Problem : Assume that $X$ is an interior point in
the parallelepiped $P=A_1A_2A_3A_4$-$A_5A_6A_7A_8 $ in $\mathbb{R}^3$
Prove that the minimum distance from $X$ to vertices is strictly smaller
than maximum length of edges in $P$.
Proof : (a) Consider a triangle $\Delta XAB, \ A=A_1,\
B=A_2$ with side lengths $$x=|XA|,\ y=|XB|,\ z=|AB|$$ and $\theta =
\angle \ AXB$. Assume that
$$ x \geq y \geq z
$$
Then prove that $$ \theta \leq \frac{\pi}{3}$$
Proof : By 2nd Cosine Law, we have $$
x^2+y^2-2xy\cos\ \theta = z^2 $$
If $\theta > \frac{\pi}{3}$, then $\cos\ \theta <\frac{1}{2}$ so
that $$\frac{ x^2+y^2-z^2}{2xy} =\cos\ \theta < \frac{1}{2} $$
which is a contradiction.
(b) If there is $\theta$ with $\theta >
\frac{\pi}{3}$, then $z>y$. Hence we complete the proof.

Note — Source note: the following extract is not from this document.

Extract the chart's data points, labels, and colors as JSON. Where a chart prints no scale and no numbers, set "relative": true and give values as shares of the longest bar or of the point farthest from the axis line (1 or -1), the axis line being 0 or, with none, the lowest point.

We will assume that $$ \angle A_iXA_j \leq
\frac{\pi}{3}$$ for all edges $[A_iA_j]$ in $P$.
We define $$ a_i = \frac{A_i-X}{|A_i-X|} \in \mathbb{S}^2$$
Hence if $|\ast - \ast |$ is a distance function on
$\mathbb{S}^2$, then $|a_i-a_j| \leq \frac{\pi}{3}$ where $[A_iA_j]$
is an edge.
If $A_1,\ A_7$ are in diagonal position, then $$|a_1-a_7| \leq
|a_1-a_2| + |a_2-a_6|+|a_6-a_7| \leq \pi $$
If $M$ is a mid point between $a_1$ and $a_7$ (We have at least one
$M$), then we consider an open hemisphere $H$ s.t. $\partial H$ is a
great circle $M^\perp$
and $H$ contains $a_1,\ a_7$.
In $\mathbb{S}^2$, we consider a broken geodesic for example $\alpha
= [a_1a_4]\cup [a_4a_8] \cup [a_8a_7]$ whose length is $\leq \pi$.

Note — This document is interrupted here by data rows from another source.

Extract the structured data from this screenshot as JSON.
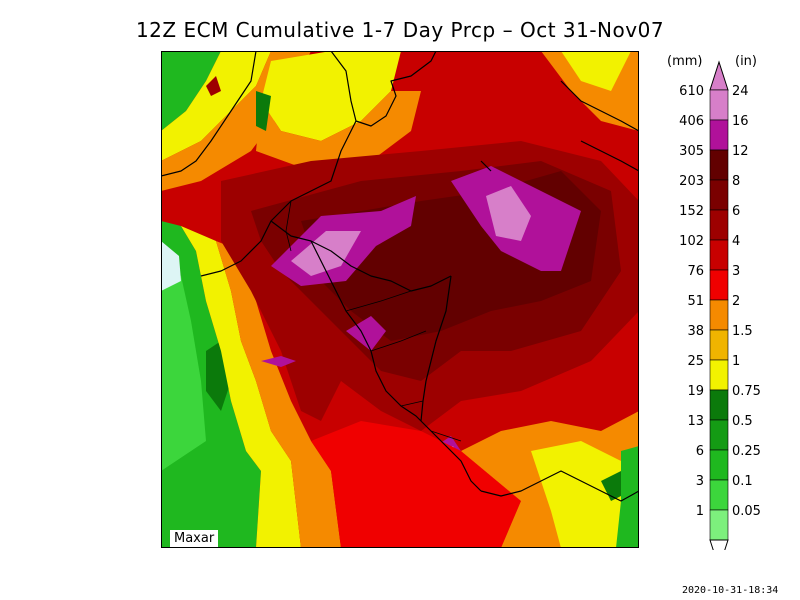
{
  "title": "12Z ECM Cumulative 1-7 Day Prcp – Oct 31-Nov07",
  "watermark": "Maxar",
  "timestamp": "2020-10-31-18:34",
  "legend": {
    "mm_header": "(mm)",
    "in_header": "(in)",
    "levels": [
      {
        "mm": "610",
        "in": "24",
        "color": "#d77fc9"
      },
      {
        "mm": "406",
        "in": "16",
        "color": "#b0119a"
      },
      {
        "mm": "305",
        "in": "12",
        "color": "#620000"
      },
      {
        "mm": "203",
        "in": "8",
        "color": "#7a0000"
      },
      {
        "mm": "152",
        "in": "6",
        "color": "#9d0000"
      },
      {
        "mm": "102",
        "in": "4",
        "color": "#c80000"
      },
      {
        "mm": "76",
        "in": "3",
        "color": "#f00000"
      },
      {
        "mm": "51",
        "in": "2",
        "color": "#f58a00"
      },
      {
        "mm": "38",
        "in": "1.5",
        "color": "#f0b400"
      },
      {
        "mm": "25",
        "in": "1",
        "color": "#f2f200"
      },
      {
        "mm": "19",
        "in": "0.75",
        "color": "#0b7a0b"
      },
      {
        "mm": "13",
        "in": "0.5",
        "color": "#149b14"
      },
      {
        "mm": "6",
        "in": "0.25",
        "color": "#1fb81f"
      },
      {
        "mm": "3",
        "in": "0.1",
        "color": "#3cd63c"
      },
      {
        "mm": "1",
        "in": "0.05",
        "color": "#7df07d"
      }
    ]
  }
}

If $\alpha'$ is $\pi$-rotation-image of $\alpha$ wrt $M$, then
$\alpha\cup\alpha'$ is a loop of length $\leq 2\pi$.
If this loop
escapes the closed hemisphere $\overline{H}$, then it intersects
$\partial H$ at some point $h$. Clearly, if $h'$ is
$\pi$-rotation-image of $h$ wrt $M$, then the loop contains both
points $h,\ h'$, which implies that this loop is in the great arc
between $h,\ h'$.
Hence points $a_4,\ a_8$ are also in the
hemisphere $\overline{H}$. In the long run all points $a_i$ are in
the hemisphere $\overline{H}$. Note that this is possible only when
$X$ is not an interior point. Hence we complete the proof.